Au fil des lectures : reçu 10/10
octobre 2019
« Une vérité appartient, non pas au premier qui la dit, mais au premier qui la prouve. » (traité 1ère ed.)
Denis Olivennes – Le délicieux malheur français – Albin Michel
C’est un peu une suite contradictoire au « Bonheur d’être français » de Jean d’Ormesson (1995) que nous livre en cette rentrée Denis Olivennes : la France reste un pays riche, et des plus égalitaires au monde où pourtant dominent et s’expriment périodiquement les plaintes multiples, le malheur et la défiance généralisée.
Sûrement pas la faute au libéralisme, puisqu’elle détient le record des dépenses publiques et s’asservit sous l’infinitude de ses lois et règlements, contrairement à ce qui est affirmé à droite comme à gauche.
La cause du malheur français revient en fait à la maltraitance de sa classe moyenne, les politiques sociales leur ayant fait payer la protection très élevée et très couteuse des plus faibles. Perdant la perspective de se maintenir voire de progresser, nos classes moyennes vivent une insécurité économique, culturelle et physique amplifiée par de nombreux discours politiques.
L’État providence hérité du programme du Conseil National de la Résistance est en fait corporatiste à son profit, clientéliste et étatiste pour se maintenir. Avec 44 régimes de retraites, des protections très variables de la santé, et une assurance chômage en grand écart selon les professions, la passion des Français pour l’égalité est en fait totalement inassouvie.
Dans ce désarroi, l’individualisme soutenu par l’extension infinie des droits et les alliances ponctuelles et opportunistes en sous-groupes d’intérêts cassent le modèle républicain d’intégration.
Les politiques passants, la « sociale-technocratie » qui n’est pas à plaindre, maintient le système sans qu’aucune responsabilité ne puisse être trouvée. À ce sujet Denis Olivennes aurait pu davantage interroger nos institutions et leur mode de fonctionnement plutôt que d’attribuer la situation qu’il décrit justement à nos choix collectifs implicites.
C’est d’ailleurs cette incapacité à définir les responsabilités qui génère les éruptions régulières des mécontentements et de violences comme les gilets jaunes cette année.
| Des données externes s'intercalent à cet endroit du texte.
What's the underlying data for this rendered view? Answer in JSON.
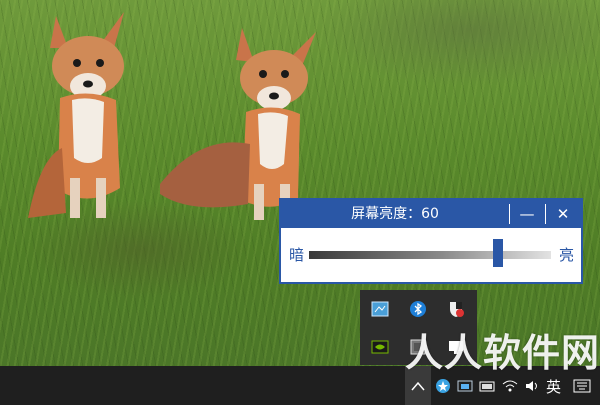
{
  "brightness_window": {
    "title": "屏幕亮度：60",
    "minimize_label": "—",
    "close_label": "✕",
    "left_label": "暗",
    "right_label": "亮",
    "level": 60,
    "range": [
      0,
      100
    ]
  },
  "tray_popup": {
    "icons": [
      "display-settings-icon",
      "bluetooth-icon",
      "security-shield-icon",
      "nvidia-icon",
      "system-monitor-icon",
      "screen-icon"
    ]
  },
  "taskbar": {
    "icons": [
      "show-hidden-icons-caret",
      "app-star-icon",
      "windows-security-icon",
      "network-icon",
      "wifi-icon",
      "volume-icon"
    ],
    "ime_label": "英",
    "keyboard_icon": "keyboard-icon"
  },
  "watermark": {
    "text": "人人软件网"
  },
  "colors": {
    "accent": "#2a57a6",
    "taskbar": "#1f1f1f",
    "tray_popup": "#2d2d2d"
  }
}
Car ces choix implicites conduisent à la dépendance des bénéficiaires de la redistribution, qui bloque leur évolution vers les classes moyennes en risquant de perdre par ce mouvement. Et qui, de l’autre côté par l’impôt et les cotisations sociales, asservit les classes moyennes et moyennes supérieures qui voient décliner les services publics et stagner leur pouvoir d’achat.
On déduit de cette lecture le déficit de liberté et de mobilité économiques qui s’est creusé en fait parallèlement à nos déficits publics. Il y a une contradiction dans notre bonheur tel que formulé comme plus de richesse avec moins de travail et plus de protection sociale. C’est cette promesse de bonheur annoncée par les gouvernants à chaque échéance électorale dont devraient se méfier les Français. Les comparaisons statistiques montrent bien que si nous voulons la richesse et la protection d’un système évolué, nous devons travailler plus : c’est-à-dire être plus nombreux à travailler. Donc revoir notre politique de formation des 15-24 ans et, oui, retarder l’âge du départ en retraite pour aligner l’activité des 59-64 sur celle des pays dont les citoyens disent y vivre heureux.
On appréciera dans cet ouvrage les multiples statistiques qui viennent démentir les préjugés et idées fausses qui entretiennent notre malheur collectif.